Question

I think I'm throwing in the towel on this one. \[\int \frac{x^5-x}{x^8+1} dx\]
I know @amistre64 can do it though. :p This is @ganeshie8 's evil problem.

Answer 1

I have wrote this evil thing in several different ways...

Answer 2

\[\frac{x(x^4-1)}{x^8+1}=\frac{x(x^4-1)}{(x^4-\sqrt{2}x^2+1)(x^4+\sqrt{2}x^2+1)}\]
I was thinking this form might help because I peaked at the answer on wolfram. http://www.wolframalpha.com/input/?i=int%28%28x%5E5-x%29%2F%28x%5E8%2B1%29%2Cx%29

Answer 3

i did that when i was 3 ... ;)

Answer 4

partial fractions looks ugly

Answer 5

I was hoping for a trick.
I knew you did it at 3 so I knew you would know all the tricks to this one.

Answer 6

-x+x^5-x^8+- ....
---------
1+x^8 | -x+x^5
x-x^8
--------
x^5 - x^8
-x^5 -x^13
----------
-x^8-x^13

Answer 7

thats my approach, power series representation

Answer 8

im sure hartnn could whip up a laplace transform to put us all to shame :)

Answer 9

@hartnn

Answer 10

my power series approach migh tlook better with a split fraction ... same same tho

Answer 11

rational function.. so i think many ways to approach... myininaya's first method looks more straightforward to me.. :)

Answer 12

I don't like that way though. It is not cute at all.

Answer 13

haha cute :)

Answer 14

i hear fourier series are a god send as well .. cant say ive had much practice with them tho

Answer 15

I was looking to fall in love with this integral.
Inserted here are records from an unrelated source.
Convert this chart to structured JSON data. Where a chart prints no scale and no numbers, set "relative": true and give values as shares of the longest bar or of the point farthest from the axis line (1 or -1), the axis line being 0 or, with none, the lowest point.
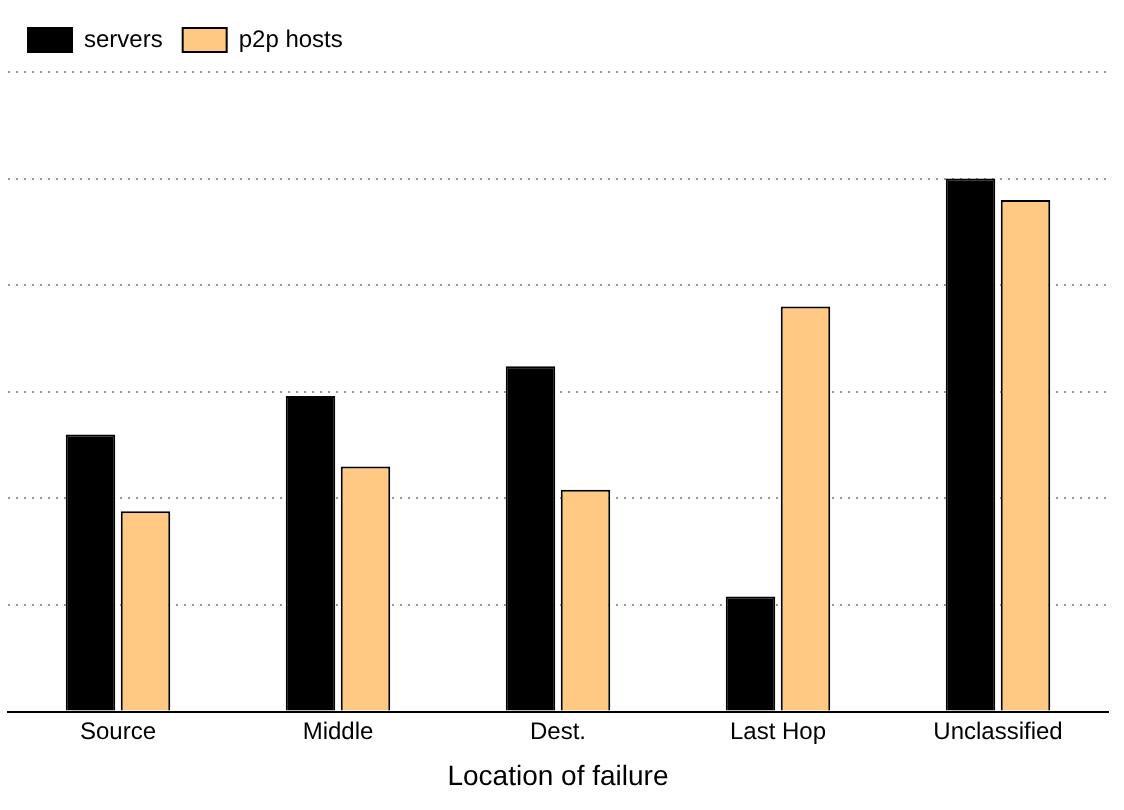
{
  "chart_data": {
    "type": "bar",
    "xlabel": "Location of failure",
    "categories": [
      "Source",
      "Middle",
      "Dest.",
      "Last Hop",
      "Unclassified"
    ],
    "series": [
      {
        "name": "servers",
        "color": "#000000",
        "values": [
          0.52,
          0.592,
          0.648,
          0.216,
          1
        ]
      },
      {
        "name": "p2p hosts",
        "color": "#ffc883",
        "values": [
          0.376,
          0.46,
          0.416,
          0.76,
          0.96
        ]
      }
    ],
    "relative": true,
    "grid": "y",
    "legend": "top left"
  }
}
I tried to get to know it and it does something disgusting.

Answer 16

math is evil :) a fickle thing she is

Answer 17

ganeshie8 said he loves this problem or likes
So I was just looking for the same relationship.

Answer 18

dividing x^4 top and bottom may bring back your good feelings i hope :

\[\int \frac{x^5-x}{x^8+1} dx = \int \dfrac{x-\frac{1}{x^3}}{x^4+\frac{1}{x^4}}dx\]

Answer 19

thats only half of the trick though.. the other half is in packing the denominator in an useful way..

Answer 20

noticing that derivative of 1/x^2 is -1/x^3

Answer 21

Yeah that is one of the ways I wrote it. In fact I divided by everything (at different times of course).
I will tried to play with this one in particular more though.

Answer 22

\[\large x^4 + \dfrac{1}{x^4} = \left( x^2+\dfrac{1}{x^2}\right)^2 - 2\]

Answer 23

well, moving the troublesome part into the numerator, usually helps.
i'd be tempted to try a u-sub with u=x^8+1

Answer 24

no more
i see
gosh
neat
i do love it again

Answer 25

well yes more
if people have other ways

Answer 26

But I see @ganeshie8 's way now

Answer 27

I really think I would have never thought of that

Answer 28

somebody in openstudy only showed me this solution... i think its eliassaab

Answer 29

but i feel there should be other more obvious and simple ways to work this...

Answer 30

I don't know about that.

Answer 31

However I could be wrong.

Answer 32

@SithsAndGiggles Always has tricks up his sleeves too.

Answer 33

wolfram has steps to solve integrals like this

Answer 34

but i think you have to subscribe

Answer 35

wolfram *shows* steps

Answer 36

And yeah I don't want to subscribe
I need my money

Answer 37

A substitution chain could make the original integral look a bit cleaner.
\[\begin{align*}\int\frac{x^5-x}{x^8+1}~dx&=\int\frac{x^5-x}{\left(x^4\right)^2+1}~dx\\\\
&=\int\frac{t^{5/4}-t^{1/4}}{t^2+1}\left(\frac{1}{4}t^{-3}{4}~dt\right)&\text{setting }t=x^4\\\\
&=\frac{1}{4}\int\frac{t^{2/4}-t^{-2/4}}{t^2+1}~dt\\\\
&=\frac{1}{4}\int\frac{t-1}{t^{1/2}\left(t^2+1\right)}~dt\\\\
&=\frac{1}{4}\int\frac{y^2-1}{y\left(y^4+1\right)}(2y~dy)&\text{setting }y=\sqrt t\\\\
&=\frac{1}{2}\int\frac{y^2-1}{y^4+1}~dy
\end{align*}\]

Answer 38

Second line should have \(\large\color{red}{t^{-3/4}}\)

Answer 39

\[\int\]

Answer 40

=]

Answer 41

Thank you all for your comments. I'm closing this but feel free to add anything you want. (I mean on this integral or other similar integrals)

Answer 42

its easy :P